Many risk factors are indicated in DDH. Previously, all babies with any risk factor were screened in the UK. However, only babies who are breech presentation or those who have a positive family history are now screened as these have been identified as the most significant risk factors. Other risk factors include oligohydramnios (reduced amniotic fluid volume), firstborn babies, race (high in Native Americans) and gender (80% of cases are female).
Diagnosis is suggested during newborn checks that all babies receive before leaving the hospital. It can only be confirmed on ultrasound.

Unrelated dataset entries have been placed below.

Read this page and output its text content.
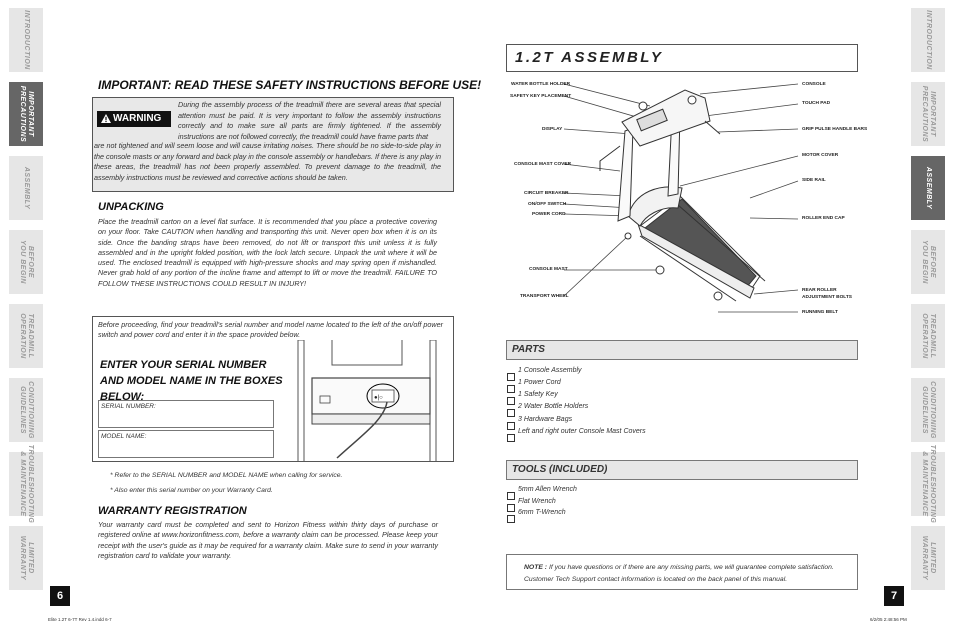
INTRODUCTION
IMPORTANT
PRECAUTIONS
ASSEMBLY
BEFORE
YOU BEGIN
TREADMILL
OPERATION
CONDITIONING
GUIDELINES
TROUBLESHOOTING
& MAINTENANCE
LIMITED
WARRANTY
INTRODUCTION
IMPORTANT
PRECAUTIONS
ASSEMBLY
BEFORE
YOU BEGIN
TREADMILL
OPERATION
CONDITIONING
GUIDELINES
TROUBLESHOOTING
& MAINTENANCE
LIMITED
WARRANTY
IMPORTANT: READ THESE SAFETY INSTRUCTIONS BEFORE USE!
WARNING
During the assembly process of the treadmill there are several areas that special attention must be paid. It is very important to follow the assembly instructions correctly and to make sure all parts are firmly tightened. If the assembly instructions are not followed correctly, the treadmill could have frame parts that
are not tightened and will seem loose and will cause irritating noises. There should be no side-to-side play in the console masts or any forward and back play in the console assembly or handlebars. If there is any play in these areas, the treadmill has not been properly assembled. To prevent damage to the treadmill, the assembly instructions must be reviewed and corrective actions should be taken.
UNPACKING
Place the treadmill carton on a level flat surface. It is recommended that you place a protective covering on your floor. Take CAUTION when handling and transporting this unit. Never open box when it is on its side. Once the banding straps have been removed, do not lift or transport this unit unless it is fully assembled and in the upright folded position, with the lock latch secure. Unpack the unit where it will be used. The enclosed treadmill is equipped with high-pressure shocks and may spring open if mishandled. Never grab hold of any portion of the incline frame and attempt to lift or move the treadmill. FAILURE TO FOLLOW THESE INSTRUCTIONS COULD RESULT IN INJURY!
Before proceeding, find your treadmill's serial number and model name located to the left of the on/off power switch and power cord and enter it in the space provided below.
ENTER YOUR SERIAL NUMBER AND MODEL NAME IN THE BOXES BELOW:
SERIAL NUMBER:
MODEL NAME:
●|○
* Refer to the SERIAL NUMBER and MODEL NAME when calling for service.
* Also enter this serial number on your Warranty Card.
WARRANTY REGISTRATION
Your warranty card must be completed and sent to Horizon Fitness within thirty days of purchase or registered online at www.horizonfitness.com, before a warranty claim can be processed. Please keep your receipt with the user's guide as it may be required for a warranty claim. Make sure to send in your warranty registration card to validate your warranty.
6
1.2T ASSEMBLY
WATER BOTTLE HOLDER
SAFETY KEY PLACEMENT
DISPLAY
CONSOLE MAST COVER
CIRCUIT BREAKER
ON/OFF SWITCH
POWER CORD
CONSOLE MAST
TRANSPORT WHEEL
CONSOLE
TOUCH PAD
GRIP PULSE HANDLE BARS
MOTOR COVER
SIDE RAIL
ROLLER END CAP
REAR ROLLER
ADJUSTMENT BOLTS
RUNNING BELT
PARTS
1 Console Assembly
1 Power Cord
1 Safety Key
2 Water Bottle Holders
3 Hardware Bags
Left and right outer Console Mast Covers
TOOLS (INCLUDED)
5mm Allen Wrench
Flat Wrench
6mm T-Wrench
NOTE : If you have questions or if there are any missing parts, we will guarantee complete satisfaction.
Customer Tech Support contact information is located on the back panel of this manual.
7
Elite 1.2T 6-7T Rev 1.4.indd 6-7	6/2/05 2:48:56 PM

Examination of the hips in a newborn

  • Inspection: Look for difference in leg length by flexing knees fully and comparing knee height (Galeazzi’s sign). Look for defined skin creases (not very sensitive).
  • Ortolani’s test:  With knees flexed and in the midline the hip is abducted until flat on the bed. The examiners fingers should be on the greater trochanter.
  • Barlow’s test: With hips in the position post-Ortolani’s test hips are adducted back to the midline with pressure applied posteriorly along shaft of femur.

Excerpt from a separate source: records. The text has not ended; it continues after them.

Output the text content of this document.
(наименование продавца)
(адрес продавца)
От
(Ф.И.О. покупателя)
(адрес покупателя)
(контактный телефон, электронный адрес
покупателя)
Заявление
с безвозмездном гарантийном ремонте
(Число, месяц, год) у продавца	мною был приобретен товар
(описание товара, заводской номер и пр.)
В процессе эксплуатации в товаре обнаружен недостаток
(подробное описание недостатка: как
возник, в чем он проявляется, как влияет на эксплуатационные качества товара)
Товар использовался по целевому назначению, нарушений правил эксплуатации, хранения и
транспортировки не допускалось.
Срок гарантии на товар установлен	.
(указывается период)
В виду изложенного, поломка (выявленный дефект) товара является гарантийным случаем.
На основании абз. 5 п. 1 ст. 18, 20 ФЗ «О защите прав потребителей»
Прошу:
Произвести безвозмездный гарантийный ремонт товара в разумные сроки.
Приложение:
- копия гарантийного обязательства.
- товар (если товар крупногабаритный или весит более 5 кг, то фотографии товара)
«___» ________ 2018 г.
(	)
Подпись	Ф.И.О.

During a positive Ortolani’s test a ‘clunk’ will felt by the examiner as the femoral head is reduced from a posterior position into the acetabulum. During Barlow’s the femoral head is returning to its dislocated position.

Treatment

The most common treatment for DDH is the use of a Pavlik harness. The Pavlik harness holds the child’s legs in an abducted position with the hip flexed (much like Ortolani’s). The child is able to further flex or abduct the hip but adduction and hip extension are limited. The harness must be worn continuously for at least 6 weeks.
In children over 6 months of age the harness is not indicated and surgical reduction may be required. If DDH is left untreated there is a high risk of early onset arthritis.